Walking Wolf by Nancy A. Collins
Author:Nancy A. Collins
Language: eng
Format: epub
Publisher: Open Road Integrated Media
Chapter Eight
After the death of the Sundown Kid at the hands of Witchfinder Jones, I reckon I went a little crazy. I wandered the high plains for several days in a feverish delirium, and at times I thought Medicine Dog rode beside me, his blind eyes undaunted by the snow. Other times I fancied I saw Sundown standing on the horizon, waving me on, Whatisit’s moronic laughter echoing from the darkness.
On the third day after Pilate’s Basin, poor, faithful Erebus literally dropped dead underneath me, spilling me back into reality. There was little I could do but eat the horse, which strengthened me enough to press on. I continued on in my true skin, preying on antelope, the occasional buffalo calf, and any other four-legged creatures that crossed my path. It was easier to survive the winter as a werewolf than it was a man.

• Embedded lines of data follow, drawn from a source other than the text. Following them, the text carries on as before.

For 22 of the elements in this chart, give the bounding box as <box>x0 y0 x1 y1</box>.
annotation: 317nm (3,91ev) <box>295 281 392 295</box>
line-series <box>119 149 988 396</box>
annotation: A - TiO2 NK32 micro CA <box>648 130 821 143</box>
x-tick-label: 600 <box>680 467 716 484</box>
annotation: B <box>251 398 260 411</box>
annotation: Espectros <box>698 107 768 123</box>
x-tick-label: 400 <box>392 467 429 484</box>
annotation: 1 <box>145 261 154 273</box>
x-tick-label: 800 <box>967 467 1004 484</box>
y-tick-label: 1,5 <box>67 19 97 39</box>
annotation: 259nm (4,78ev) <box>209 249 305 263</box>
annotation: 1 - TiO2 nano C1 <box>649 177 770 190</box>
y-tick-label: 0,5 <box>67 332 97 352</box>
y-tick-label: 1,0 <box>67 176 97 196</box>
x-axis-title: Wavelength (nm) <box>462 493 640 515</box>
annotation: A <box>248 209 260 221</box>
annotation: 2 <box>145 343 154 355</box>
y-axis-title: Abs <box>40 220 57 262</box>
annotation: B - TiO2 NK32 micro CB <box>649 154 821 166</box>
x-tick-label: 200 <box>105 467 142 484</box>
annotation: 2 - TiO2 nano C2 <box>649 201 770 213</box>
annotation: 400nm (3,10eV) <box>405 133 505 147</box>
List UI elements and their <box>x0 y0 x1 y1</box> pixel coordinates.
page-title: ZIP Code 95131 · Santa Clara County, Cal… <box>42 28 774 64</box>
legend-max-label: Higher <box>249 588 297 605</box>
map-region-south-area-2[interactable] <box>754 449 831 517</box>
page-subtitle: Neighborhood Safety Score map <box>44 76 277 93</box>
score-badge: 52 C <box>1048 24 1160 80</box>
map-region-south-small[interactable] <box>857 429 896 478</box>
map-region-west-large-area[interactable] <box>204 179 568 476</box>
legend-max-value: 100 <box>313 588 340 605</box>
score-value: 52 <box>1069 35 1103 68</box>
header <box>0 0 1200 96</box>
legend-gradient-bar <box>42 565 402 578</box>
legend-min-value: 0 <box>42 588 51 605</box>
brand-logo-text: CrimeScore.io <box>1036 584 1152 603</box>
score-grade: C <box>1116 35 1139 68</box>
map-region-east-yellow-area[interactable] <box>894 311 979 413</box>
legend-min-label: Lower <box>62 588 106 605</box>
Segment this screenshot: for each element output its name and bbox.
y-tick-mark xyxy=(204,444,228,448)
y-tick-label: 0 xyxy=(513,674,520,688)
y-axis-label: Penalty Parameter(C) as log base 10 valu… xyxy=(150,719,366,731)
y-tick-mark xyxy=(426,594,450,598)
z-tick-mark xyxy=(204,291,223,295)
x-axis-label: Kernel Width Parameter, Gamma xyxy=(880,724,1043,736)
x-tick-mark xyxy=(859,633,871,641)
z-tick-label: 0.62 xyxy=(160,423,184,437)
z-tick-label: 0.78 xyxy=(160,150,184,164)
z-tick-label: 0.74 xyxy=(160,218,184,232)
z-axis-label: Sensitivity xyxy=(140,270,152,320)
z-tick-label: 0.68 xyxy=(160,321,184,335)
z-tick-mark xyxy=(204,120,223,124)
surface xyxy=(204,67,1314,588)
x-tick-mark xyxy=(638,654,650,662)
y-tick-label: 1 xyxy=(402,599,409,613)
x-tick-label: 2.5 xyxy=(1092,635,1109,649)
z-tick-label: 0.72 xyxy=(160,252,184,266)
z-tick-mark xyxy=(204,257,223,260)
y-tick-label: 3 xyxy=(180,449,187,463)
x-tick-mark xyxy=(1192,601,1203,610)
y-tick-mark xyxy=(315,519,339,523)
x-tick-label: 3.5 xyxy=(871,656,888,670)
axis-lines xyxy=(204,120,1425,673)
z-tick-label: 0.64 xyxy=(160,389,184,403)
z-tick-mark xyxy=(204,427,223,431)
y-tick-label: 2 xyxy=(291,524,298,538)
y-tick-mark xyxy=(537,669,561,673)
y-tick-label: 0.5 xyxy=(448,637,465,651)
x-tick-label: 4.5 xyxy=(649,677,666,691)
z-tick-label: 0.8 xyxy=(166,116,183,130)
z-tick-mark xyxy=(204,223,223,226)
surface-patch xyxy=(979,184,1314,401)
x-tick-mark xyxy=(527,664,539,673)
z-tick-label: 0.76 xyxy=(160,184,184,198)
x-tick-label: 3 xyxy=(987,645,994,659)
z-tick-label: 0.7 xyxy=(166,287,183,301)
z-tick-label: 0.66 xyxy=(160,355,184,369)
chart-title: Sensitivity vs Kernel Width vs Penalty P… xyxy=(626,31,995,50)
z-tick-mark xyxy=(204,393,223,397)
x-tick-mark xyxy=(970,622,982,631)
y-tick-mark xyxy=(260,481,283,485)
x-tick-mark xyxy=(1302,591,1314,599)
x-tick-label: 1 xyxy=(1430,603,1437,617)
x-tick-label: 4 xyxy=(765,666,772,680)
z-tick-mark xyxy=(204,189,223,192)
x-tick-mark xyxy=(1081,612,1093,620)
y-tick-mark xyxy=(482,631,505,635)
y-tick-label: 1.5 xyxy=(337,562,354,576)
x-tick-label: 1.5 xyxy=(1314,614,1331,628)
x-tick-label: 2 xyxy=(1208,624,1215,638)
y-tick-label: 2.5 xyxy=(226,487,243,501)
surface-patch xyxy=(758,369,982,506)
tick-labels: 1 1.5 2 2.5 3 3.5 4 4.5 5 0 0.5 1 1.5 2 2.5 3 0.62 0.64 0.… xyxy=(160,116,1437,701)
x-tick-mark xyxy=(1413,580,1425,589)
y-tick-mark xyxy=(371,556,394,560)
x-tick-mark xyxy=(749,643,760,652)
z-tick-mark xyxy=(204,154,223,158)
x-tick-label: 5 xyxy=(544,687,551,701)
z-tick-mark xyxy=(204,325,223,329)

At the end of each day, I would find an outcropping of rock, or dig out an abandoned prairie dog burrow in order to shelter myself from the unceasing winds. I listened to the true wolves howling from the distant hilltops like lost souls mourning their expulsion from Hell. Sometimes I would take up the howl, only to hear confusion and mistrust in their reply. Even without seeing or scenting me, my wild cousins knew an unnatural thing when they heard it.
I moseyed westward without planning it that way. Before I knew it, I was leagues beyond my old tribe’s hunting grounds, moving towards lands undreamed of when I was a boy tending Eight Clouds’ horses. I have no way of knowing precisely how long I spent in the wilderness—at least two seasons, perhaps three. I steered clear of both Whites and Indians during that time.
Since leaving the Comanche, I had found little joy in the White Man’s world. And while I had known a kind of friendship with the likes of Praetorius and Sundown, I knew their types to be few and far between. Buffalo-Face and Medicine Dog were right—it was best not to trust them on general principles and give them as wide a berth as possible. As for why I kept my distance from the Indians … well, it seemed to me I was cursed. Everyone I had ever loved or befriended in my short life—for I was still shy of my twentieth year—had ended up dead, some by my own hand.
But there’s only so long anyone—human or vargr—can spend alone before anger gives way to loneliness. And loneliness, left untended, can sour into madness. I thought of McCarthy, isolated until his mind turned in on itself like a fox in a snare, and began to fear that I would lose control of myself and slip back into the red-eyed savagery that had cost me everything. I decided it was time for me to leave the wilderness and seek out others. Since the odds of my hooking up with one of my own kind were slim to none, I had no choice but to seek out the company of humans.